🤖 AI Summary
Low-density parity-check convolutional codes (LDPC-CCs) face a fundamental trade-off between decoding reliability—compromised by short girth causing error floors—and storage efficiency—reduced by structural redundancy in parity-check matrices.
Method: This paper proposes a unified algebraic construction method integrating Latin squares with multi-step lifting. A specific class of Latin squares is mapped to the base Tanner graph, and a hierarchical lifting strategy is applied to systematically expand the structure.

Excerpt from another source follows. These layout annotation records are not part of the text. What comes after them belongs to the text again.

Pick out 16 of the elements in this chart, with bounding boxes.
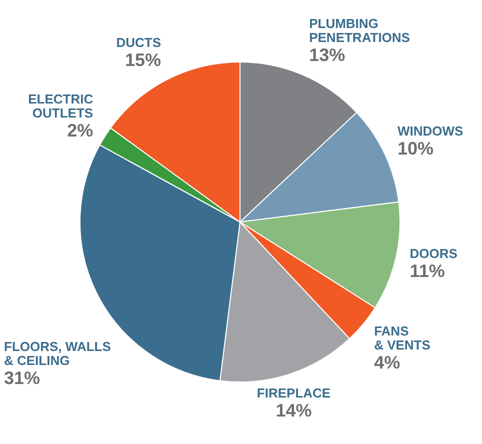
slice-label: FIREPLACE <box>256 386 331 401</box>
data-label: 4% <box>374 352 400 372</box>
slice-label: WINDOWS <box>397 123 464 138</box>
slice-label: DUCTS <box>116 34 162 50</box>
slice-label: DOORS <box>410 246 458 262</box>
data-label: 14% <box>276 400 312 421</box>
slice-label: FLOORS, WALLS & CEILING <box>4 338 112 368</box>
data-label: 2% <box>67 120 94 141</box>
slice-label: ELECTRIC OUTLETS <box>28 92 94 121</box>
data-label: 11% <box>410 261 445 282</box>
data-label: 31% <box>4 368 40 388</box>
slice-label: FANS & VENTS <box>374 323 431 352</box>
data-label: 15% <box>124 50 162 70</box>
data-label: 10% <box>397 138 434 158</box>
slice-label: PLUMBING PENETRATIONS <box>309 16 410 46</box>
data-label: 13% <box>309 45 346 66</box>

Contribution/Results: The approach yields compact LDPC-CCs with girth up to 12—the first such construction achieving this girth while supporting time-invariant, time-varying, and block-code instantiations. It substantially reduces decoding failure probability, attaining near-capacity performance, and fully characterizes the parity-check matrix with only *O*(1) parameters, drastically cutting memory overhead. Experimental results show a 10–100× frame error rate improvement over state-of-the-art constructions at identical code rates and degree distributions, demonstrating strong practicality and scalability.
📝 Abstract
Due to their capacity approaching performance low-density parity-check (LDPC) codes gained a lot of attention in the last years. The parity-check matrix of the codes can be associated with a bipartite graph, called Tanner graph. To decrease the probability of decoding failure it is desirable to have LDPC codes with large girth of the associated Tanner graph. Moreover, to store such codes efficiently, it is desirable to have compact constructions for them. In this paper, we present constructions of LDPC convolutional codes with girth up to $12$ using a special class of Latin squares and several lifting steps, which enables a compact representation of these codes. With these techniques, we can provide constructions for well-performing and efficiently storable time-varying and time-invariant LDPC convolutional codes as well as for LDPC block codes.